Personal information
- Nationality: British (Welsh)
- Born: 29 January 1933
- Died: 13 January 2022 (aged 88)

Sport
- Sport: Lawn and indoor bowls
- Club: Barry Athletic BC (outdoor) Vale of Glamorgan (indoor)

Medal record
Representing Wales
Commonwealth Games
| Bronze medal – third place | 1978 Edmonton | pairs |
| Gold medal – first place | 1986 Edinburgh | fours |
British Isles Championships
| Gold medal – first place | 1964 | fours |

= Jim Morgan (bowls) =

Welsh lawn bowler

James Arthur Morgan (29 January 1933 – 13 January 2022) was a Welsh international lawn and indoor bowler.

== Bowls career ==
Morgan won a bronze medal in the pairs at the 1978 Commonwealth Games in Edmonton.

Eight years later won a gold medal in the fours at the 1986 Commonwealth Games in Edinburgh with Hafod Thomas, Robert Weale and Will Thomas.

In between he also played in the fours at the 1982 Commonwealth Games. He played for the Barry Athletic Bowling Club which he joined in 1961. he was a Welsh international from 1972-1988.

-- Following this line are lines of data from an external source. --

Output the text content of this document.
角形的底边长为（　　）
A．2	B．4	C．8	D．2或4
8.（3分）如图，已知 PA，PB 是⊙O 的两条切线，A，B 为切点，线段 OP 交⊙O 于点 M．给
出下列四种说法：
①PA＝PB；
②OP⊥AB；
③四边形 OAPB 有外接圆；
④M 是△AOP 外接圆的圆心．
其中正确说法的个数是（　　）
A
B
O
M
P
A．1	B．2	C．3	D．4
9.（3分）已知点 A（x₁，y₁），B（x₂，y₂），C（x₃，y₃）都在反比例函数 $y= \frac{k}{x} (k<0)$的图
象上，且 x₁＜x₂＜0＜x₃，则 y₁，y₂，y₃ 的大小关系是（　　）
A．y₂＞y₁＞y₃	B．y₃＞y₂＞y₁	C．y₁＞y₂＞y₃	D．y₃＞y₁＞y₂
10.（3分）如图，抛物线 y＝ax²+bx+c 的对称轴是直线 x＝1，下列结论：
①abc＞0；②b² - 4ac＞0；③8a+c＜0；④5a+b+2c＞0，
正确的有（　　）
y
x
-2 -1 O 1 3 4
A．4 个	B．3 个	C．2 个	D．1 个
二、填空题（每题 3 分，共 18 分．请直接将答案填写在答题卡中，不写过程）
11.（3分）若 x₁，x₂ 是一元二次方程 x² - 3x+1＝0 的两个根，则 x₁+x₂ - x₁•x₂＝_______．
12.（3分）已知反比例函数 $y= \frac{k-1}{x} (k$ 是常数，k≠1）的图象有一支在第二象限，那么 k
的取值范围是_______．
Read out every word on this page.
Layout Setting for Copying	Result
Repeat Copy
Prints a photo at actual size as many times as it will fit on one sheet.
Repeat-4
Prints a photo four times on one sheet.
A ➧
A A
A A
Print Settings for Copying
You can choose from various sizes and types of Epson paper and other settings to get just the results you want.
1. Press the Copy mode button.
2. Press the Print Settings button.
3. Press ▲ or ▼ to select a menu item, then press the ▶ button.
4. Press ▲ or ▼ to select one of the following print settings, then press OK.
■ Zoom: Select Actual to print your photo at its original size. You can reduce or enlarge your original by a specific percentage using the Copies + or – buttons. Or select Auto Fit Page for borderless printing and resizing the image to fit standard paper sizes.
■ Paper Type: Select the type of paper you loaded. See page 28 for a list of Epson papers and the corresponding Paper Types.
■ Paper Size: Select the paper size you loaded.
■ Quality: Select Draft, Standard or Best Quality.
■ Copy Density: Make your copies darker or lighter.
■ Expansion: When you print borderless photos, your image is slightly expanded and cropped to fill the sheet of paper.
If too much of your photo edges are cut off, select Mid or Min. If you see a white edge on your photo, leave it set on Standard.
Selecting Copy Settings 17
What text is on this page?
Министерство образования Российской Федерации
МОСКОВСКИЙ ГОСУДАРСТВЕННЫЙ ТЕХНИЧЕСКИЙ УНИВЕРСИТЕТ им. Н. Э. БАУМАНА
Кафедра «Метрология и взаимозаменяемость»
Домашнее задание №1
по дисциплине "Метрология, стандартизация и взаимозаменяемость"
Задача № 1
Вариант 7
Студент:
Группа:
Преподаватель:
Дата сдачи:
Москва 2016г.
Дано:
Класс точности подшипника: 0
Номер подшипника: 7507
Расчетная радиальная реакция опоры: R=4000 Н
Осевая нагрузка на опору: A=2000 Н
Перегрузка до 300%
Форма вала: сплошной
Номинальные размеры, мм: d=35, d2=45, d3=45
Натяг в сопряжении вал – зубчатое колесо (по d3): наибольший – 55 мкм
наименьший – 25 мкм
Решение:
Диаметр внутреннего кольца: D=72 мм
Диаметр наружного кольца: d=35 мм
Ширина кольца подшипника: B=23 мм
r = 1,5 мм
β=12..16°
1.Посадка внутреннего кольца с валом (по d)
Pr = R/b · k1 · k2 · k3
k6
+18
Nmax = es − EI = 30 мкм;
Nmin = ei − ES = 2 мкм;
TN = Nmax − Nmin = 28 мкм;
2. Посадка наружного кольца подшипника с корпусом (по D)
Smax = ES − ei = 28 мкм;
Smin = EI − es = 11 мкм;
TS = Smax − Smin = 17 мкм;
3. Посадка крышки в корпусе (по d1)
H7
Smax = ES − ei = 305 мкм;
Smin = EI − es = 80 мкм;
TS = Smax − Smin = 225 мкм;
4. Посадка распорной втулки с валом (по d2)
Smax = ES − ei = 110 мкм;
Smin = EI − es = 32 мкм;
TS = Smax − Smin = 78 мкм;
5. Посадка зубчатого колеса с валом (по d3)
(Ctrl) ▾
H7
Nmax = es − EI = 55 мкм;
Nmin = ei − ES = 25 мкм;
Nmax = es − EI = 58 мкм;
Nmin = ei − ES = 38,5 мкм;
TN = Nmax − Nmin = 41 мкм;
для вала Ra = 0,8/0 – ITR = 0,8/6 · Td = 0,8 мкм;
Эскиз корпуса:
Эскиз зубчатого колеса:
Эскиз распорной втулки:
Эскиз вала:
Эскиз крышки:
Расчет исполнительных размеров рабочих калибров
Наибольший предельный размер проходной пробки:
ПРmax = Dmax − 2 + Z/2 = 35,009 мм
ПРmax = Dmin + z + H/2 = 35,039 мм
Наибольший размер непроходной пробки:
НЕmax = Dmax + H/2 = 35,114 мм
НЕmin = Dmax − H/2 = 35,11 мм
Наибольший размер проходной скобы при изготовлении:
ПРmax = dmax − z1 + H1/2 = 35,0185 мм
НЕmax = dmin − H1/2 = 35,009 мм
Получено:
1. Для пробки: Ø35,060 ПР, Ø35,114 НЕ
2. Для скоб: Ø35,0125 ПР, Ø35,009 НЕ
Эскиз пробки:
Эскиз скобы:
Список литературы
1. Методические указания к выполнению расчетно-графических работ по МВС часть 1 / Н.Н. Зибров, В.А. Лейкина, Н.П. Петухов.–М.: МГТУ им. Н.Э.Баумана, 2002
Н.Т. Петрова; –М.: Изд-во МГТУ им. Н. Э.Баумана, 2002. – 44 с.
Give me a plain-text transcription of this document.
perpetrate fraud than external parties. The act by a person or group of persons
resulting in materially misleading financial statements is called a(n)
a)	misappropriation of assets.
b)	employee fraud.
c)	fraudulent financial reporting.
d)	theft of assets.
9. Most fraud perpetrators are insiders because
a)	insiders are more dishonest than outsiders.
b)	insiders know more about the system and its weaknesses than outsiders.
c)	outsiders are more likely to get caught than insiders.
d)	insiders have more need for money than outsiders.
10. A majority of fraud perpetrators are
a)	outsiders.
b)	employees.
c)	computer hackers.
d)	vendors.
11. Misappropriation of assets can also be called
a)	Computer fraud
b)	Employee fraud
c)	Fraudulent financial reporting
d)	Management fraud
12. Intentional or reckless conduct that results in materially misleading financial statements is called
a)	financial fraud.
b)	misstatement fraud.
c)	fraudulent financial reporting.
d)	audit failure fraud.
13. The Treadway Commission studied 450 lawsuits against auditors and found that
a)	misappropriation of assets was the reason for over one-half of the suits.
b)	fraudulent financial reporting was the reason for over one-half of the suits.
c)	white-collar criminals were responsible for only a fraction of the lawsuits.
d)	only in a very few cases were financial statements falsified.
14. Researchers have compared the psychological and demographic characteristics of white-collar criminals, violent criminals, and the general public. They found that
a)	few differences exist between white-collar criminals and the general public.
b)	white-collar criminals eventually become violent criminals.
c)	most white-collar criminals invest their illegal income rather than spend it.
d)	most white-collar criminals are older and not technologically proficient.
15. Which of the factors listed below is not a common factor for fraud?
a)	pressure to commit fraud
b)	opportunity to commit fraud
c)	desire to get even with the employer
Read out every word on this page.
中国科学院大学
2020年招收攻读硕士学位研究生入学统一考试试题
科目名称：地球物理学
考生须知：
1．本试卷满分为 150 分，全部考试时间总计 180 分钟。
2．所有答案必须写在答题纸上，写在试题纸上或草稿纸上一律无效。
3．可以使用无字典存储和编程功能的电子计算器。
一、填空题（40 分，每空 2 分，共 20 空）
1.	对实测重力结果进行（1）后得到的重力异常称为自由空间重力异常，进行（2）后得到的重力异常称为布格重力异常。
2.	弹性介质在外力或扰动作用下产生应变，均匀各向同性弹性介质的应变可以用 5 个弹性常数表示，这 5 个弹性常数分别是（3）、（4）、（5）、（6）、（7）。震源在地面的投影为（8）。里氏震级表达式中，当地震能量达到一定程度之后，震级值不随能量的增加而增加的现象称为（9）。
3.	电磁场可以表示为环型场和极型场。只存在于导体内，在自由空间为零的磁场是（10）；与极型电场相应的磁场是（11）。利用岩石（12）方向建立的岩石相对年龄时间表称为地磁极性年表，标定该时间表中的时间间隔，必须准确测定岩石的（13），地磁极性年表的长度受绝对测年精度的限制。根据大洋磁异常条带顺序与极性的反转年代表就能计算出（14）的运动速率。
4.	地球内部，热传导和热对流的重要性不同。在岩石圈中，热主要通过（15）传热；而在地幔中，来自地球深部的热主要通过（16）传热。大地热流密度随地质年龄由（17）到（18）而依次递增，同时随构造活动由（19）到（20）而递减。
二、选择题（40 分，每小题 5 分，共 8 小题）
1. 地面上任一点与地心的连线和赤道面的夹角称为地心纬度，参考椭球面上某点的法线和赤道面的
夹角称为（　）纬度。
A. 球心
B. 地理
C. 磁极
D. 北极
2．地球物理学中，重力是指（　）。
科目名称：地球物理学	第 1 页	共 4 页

Morgan was a two times Welsh National Champion, winning the fours in 1963 and 1969 when bowling for the Barry Athletic Bowls Club. He also won the 1964 British Isles Bowls Championships fours title.

Between 1972 and 1988, Morgan earned 44 caps for the Welsh national outdoor team, which included captaincy in 1982. Indoors he earned 69 caps between 1968 and 1990 and was again captain of the team in 1979.

== Death ==
Morgan died on 13 January 2022, at the age of 88.